What Does Science Say About What We Find Attractive In A Person?
The idea of perfect beauty hails back to Plato's Symposium - a work in which the scholar argued that human beings have a conception of beauty that can be identified in a specific person or thing because we have a conception of beauty in the abstract. While modern notions of beauty often emphasize subjectivity ('Beauty is in the eye of the beholder'), science indicates that the ancient Greek scholar may have hit the nail on the head. Recent scientific studies show that there are specific proportions that manifest themselves in the faces we find handsome or beautiful.
A Golden Ratio Of Beauty?
Scientists at the University of Toronto found that in addition to traditional features characterized as 'beautiful' in a woman's face - full lips and large eyes, for instance - there is a 'golden ratio' that determines how attractive women are to others. The key factor to watch out for was an optimal relation between the eyes, the mouth, and the edge of the face. The researchers found that women's faces were deemed more attractive when the vertical distance between the mouth and the eyes amounted to 36% of the total length of the face, and when the horizontal distance between the eyes amounted to 46% of the width of the face.

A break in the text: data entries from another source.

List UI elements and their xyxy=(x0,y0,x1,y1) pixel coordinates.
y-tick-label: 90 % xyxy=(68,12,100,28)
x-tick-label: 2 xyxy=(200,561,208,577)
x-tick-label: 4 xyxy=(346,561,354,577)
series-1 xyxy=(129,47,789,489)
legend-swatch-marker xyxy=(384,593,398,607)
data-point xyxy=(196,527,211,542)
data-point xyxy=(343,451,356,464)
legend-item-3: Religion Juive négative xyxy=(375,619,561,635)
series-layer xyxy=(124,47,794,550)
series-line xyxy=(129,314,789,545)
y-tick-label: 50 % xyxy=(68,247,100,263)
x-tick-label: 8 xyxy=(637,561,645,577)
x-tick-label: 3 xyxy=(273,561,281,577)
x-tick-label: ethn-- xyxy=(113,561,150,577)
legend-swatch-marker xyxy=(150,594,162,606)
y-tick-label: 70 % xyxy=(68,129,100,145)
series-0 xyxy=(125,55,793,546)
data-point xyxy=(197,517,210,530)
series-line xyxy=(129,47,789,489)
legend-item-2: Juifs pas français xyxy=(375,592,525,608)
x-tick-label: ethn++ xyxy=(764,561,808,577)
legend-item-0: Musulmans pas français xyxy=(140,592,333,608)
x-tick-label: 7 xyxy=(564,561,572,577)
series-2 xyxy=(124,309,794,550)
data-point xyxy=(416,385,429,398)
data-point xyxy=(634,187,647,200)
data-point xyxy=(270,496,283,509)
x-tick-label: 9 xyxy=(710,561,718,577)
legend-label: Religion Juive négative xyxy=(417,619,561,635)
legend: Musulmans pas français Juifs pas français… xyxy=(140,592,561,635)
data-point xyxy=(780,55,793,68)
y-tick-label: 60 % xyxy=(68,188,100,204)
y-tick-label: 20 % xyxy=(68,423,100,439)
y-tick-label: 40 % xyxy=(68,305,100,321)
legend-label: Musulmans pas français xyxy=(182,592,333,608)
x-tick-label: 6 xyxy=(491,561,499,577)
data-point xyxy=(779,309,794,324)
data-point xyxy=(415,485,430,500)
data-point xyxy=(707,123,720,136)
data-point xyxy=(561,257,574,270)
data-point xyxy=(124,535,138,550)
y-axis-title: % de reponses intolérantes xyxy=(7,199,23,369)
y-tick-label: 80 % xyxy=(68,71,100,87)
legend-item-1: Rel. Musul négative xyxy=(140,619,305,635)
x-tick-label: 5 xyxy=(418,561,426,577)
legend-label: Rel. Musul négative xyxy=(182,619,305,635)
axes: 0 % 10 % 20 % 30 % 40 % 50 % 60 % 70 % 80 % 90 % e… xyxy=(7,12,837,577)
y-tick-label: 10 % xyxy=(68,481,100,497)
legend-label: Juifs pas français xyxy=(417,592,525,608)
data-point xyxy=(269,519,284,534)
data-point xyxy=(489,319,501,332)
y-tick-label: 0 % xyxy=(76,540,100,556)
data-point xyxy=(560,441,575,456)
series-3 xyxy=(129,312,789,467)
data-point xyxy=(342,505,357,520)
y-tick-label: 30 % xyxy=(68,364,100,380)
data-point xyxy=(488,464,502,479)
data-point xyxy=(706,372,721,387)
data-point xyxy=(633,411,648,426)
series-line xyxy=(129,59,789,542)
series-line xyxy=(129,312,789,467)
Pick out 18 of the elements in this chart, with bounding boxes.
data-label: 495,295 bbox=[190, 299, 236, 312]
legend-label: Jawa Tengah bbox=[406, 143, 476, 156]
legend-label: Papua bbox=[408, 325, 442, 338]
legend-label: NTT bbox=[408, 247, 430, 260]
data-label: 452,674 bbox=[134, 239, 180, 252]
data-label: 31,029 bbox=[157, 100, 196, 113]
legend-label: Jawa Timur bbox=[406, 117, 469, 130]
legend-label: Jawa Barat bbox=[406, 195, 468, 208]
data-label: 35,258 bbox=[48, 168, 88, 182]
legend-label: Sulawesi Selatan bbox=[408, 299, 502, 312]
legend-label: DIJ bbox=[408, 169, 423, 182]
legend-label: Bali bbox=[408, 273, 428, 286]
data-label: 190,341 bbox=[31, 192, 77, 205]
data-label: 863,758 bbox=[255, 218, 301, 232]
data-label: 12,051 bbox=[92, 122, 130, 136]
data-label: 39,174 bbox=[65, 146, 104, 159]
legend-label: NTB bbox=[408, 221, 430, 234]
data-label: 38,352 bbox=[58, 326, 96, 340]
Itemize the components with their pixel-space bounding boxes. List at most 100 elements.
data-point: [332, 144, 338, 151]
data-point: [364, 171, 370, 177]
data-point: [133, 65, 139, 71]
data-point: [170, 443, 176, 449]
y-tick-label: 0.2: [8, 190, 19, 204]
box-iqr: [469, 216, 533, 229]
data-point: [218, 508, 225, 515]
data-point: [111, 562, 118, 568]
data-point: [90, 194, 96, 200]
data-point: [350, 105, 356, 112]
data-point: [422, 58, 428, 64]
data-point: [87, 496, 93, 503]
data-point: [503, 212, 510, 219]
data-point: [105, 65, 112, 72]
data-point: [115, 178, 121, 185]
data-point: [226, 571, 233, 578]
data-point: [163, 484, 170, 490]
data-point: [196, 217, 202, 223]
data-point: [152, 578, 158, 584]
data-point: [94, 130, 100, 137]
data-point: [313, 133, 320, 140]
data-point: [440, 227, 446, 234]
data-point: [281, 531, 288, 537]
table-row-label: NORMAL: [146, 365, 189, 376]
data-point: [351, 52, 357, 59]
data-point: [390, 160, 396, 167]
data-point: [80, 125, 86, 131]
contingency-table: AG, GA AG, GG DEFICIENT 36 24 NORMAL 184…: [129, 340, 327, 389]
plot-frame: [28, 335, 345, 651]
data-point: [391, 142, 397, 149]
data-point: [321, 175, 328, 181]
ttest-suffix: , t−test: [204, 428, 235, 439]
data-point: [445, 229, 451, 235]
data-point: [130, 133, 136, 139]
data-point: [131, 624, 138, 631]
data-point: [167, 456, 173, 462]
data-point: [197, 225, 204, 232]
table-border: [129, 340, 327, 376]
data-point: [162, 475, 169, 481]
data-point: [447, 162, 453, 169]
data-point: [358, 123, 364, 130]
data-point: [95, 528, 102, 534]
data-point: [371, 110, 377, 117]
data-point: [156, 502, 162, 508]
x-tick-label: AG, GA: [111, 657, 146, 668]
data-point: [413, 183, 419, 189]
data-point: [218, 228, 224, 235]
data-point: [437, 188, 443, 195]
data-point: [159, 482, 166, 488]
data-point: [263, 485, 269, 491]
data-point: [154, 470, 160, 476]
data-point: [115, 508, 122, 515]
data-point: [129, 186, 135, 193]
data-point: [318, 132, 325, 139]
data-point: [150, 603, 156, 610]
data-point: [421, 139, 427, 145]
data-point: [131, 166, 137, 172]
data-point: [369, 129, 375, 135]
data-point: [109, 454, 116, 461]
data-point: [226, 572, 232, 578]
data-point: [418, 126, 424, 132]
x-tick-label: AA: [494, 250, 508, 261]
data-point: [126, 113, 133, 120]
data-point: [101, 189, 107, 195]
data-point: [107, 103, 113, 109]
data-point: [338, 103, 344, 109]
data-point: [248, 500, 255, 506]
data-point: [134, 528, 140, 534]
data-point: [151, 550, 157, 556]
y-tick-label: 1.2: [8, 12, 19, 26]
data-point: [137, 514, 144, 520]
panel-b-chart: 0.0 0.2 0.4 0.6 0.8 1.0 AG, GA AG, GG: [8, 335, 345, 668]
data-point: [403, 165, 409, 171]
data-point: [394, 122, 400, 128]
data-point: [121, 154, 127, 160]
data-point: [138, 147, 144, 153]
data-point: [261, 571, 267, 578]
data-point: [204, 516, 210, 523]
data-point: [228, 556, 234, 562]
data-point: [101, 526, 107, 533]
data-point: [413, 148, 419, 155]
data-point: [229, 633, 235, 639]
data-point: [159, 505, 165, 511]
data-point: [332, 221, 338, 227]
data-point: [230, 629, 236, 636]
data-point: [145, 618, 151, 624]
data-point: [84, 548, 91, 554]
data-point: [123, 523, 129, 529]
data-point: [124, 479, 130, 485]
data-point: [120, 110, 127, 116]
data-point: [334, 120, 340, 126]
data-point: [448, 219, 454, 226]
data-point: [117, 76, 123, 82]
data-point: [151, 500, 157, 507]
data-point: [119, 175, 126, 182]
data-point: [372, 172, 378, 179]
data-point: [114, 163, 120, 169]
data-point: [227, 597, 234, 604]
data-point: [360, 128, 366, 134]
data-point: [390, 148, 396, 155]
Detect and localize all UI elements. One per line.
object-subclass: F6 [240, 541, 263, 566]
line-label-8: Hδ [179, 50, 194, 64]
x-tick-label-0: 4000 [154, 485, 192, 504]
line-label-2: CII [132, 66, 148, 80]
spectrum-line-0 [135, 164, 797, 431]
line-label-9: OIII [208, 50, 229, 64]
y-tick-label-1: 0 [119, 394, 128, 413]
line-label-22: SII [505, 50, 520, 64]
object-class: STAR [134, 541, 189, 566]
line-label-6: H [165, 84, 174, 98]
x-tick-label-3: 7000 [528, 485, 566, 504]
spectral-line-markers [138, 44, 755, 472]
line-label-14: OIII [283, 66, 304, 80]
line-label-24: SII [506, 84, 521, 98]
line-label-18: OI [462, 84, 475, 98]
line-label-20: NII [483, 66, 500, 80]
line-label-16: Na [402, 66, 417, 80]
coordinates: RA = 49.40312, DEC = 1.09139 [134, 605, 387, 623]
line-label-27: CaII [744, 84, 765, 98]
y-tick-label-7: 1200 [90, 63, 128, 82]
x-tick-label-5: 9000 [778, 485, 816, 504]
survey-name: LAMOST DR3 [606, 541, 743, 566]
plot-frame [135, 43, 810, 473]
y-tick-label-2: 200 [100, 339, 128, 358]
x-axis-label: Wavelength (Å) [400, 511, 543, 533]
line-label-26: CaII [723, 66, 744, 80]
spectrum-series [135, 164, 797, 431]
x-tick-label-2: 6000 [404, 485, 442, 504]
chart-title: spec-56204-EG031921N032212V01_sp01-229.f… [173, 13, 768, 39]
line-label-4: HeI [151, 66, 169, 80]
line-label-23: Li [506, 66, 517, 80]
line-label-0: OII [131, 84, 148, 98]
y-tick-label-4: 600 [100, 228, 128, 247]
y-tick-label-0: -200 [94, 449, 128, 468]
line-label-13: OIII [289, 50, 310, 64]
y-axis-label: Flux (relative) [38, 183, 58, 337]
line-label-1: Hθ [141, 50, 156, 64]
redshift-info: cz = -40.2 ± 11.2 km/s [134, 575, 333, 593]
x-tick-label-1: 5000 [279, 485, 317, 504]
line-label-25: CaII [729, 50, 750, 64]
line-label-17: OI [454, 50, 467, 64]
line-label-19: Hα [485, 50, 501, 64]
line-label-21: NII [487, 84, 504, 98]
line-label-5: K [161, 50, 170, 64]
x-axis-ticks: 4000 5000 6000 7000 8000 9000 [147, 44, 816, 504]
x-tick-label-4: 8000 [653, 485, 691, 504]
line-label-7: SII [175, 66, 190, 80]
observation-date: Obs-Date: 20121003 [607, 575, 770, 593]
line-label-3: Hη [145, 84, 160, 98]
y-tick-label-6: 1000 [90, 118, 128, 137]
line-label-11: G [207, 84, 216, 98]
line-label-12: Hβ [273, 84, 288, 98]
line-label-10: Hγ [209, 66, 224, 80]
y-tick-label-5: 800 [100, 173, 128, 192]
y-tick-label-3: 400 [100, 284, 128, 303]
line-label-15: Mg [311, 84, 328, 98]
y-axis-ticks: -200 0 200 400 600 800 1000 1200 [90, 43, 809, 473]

Symmetry Is A Key Component Of Beauty
A scientific study published in the journal PLoS ONE found that symmetry and sexual dimorphism (how masculine or feminine a face is in a man or woman, respectively) is a key measure of attractiveness. Symmetry is actually a quality that is easier to achieve in modern times, with facial fillers increasingly being used to correct asymmetries in the face - including uneven cheekbones and jawlines. There are also more permanent solutions to asymmetry - including jaw implants - though many people begin by seeking natural solutions to correct jawline asymmetries. These include facial stretches, posture misalignment correction, and cheek toning exercises.
The Law Of Averages
You might want to rethink the old idea that beauty is unique. Studies by Gangestad and Thornhill (and many subsequent researchers), however, show that the closer the alignment of one's feature is to a population average, the more it is considered attractive. This is because this ratio of proportions indicates genetic diversity. One study by JH LAnglois and colleagues reiterated the idea that attractive ages are "only average." In the study, participants were shown several digital composites of faces. Results showed that the larger the number of faces used to create these digital composites, the more attractive they were deemed by participants. In the University of Toronto ('golden ratio') study, it was found that this ratio corresponds to those of an average face. Researchers believe that people take in all the faces they see and average them out to obtain ideal width and height proportions. They also believe that averageness and symmetry are both 'proxies' for good health.
Beauty may ultimately be in the eye of the beholder, but it pays to have features that are scientifically closer to an ideal ratio. This ratio stipulates specific height and width percentages. Faces which are closer to the average are considered more beautiful than those which veer from it.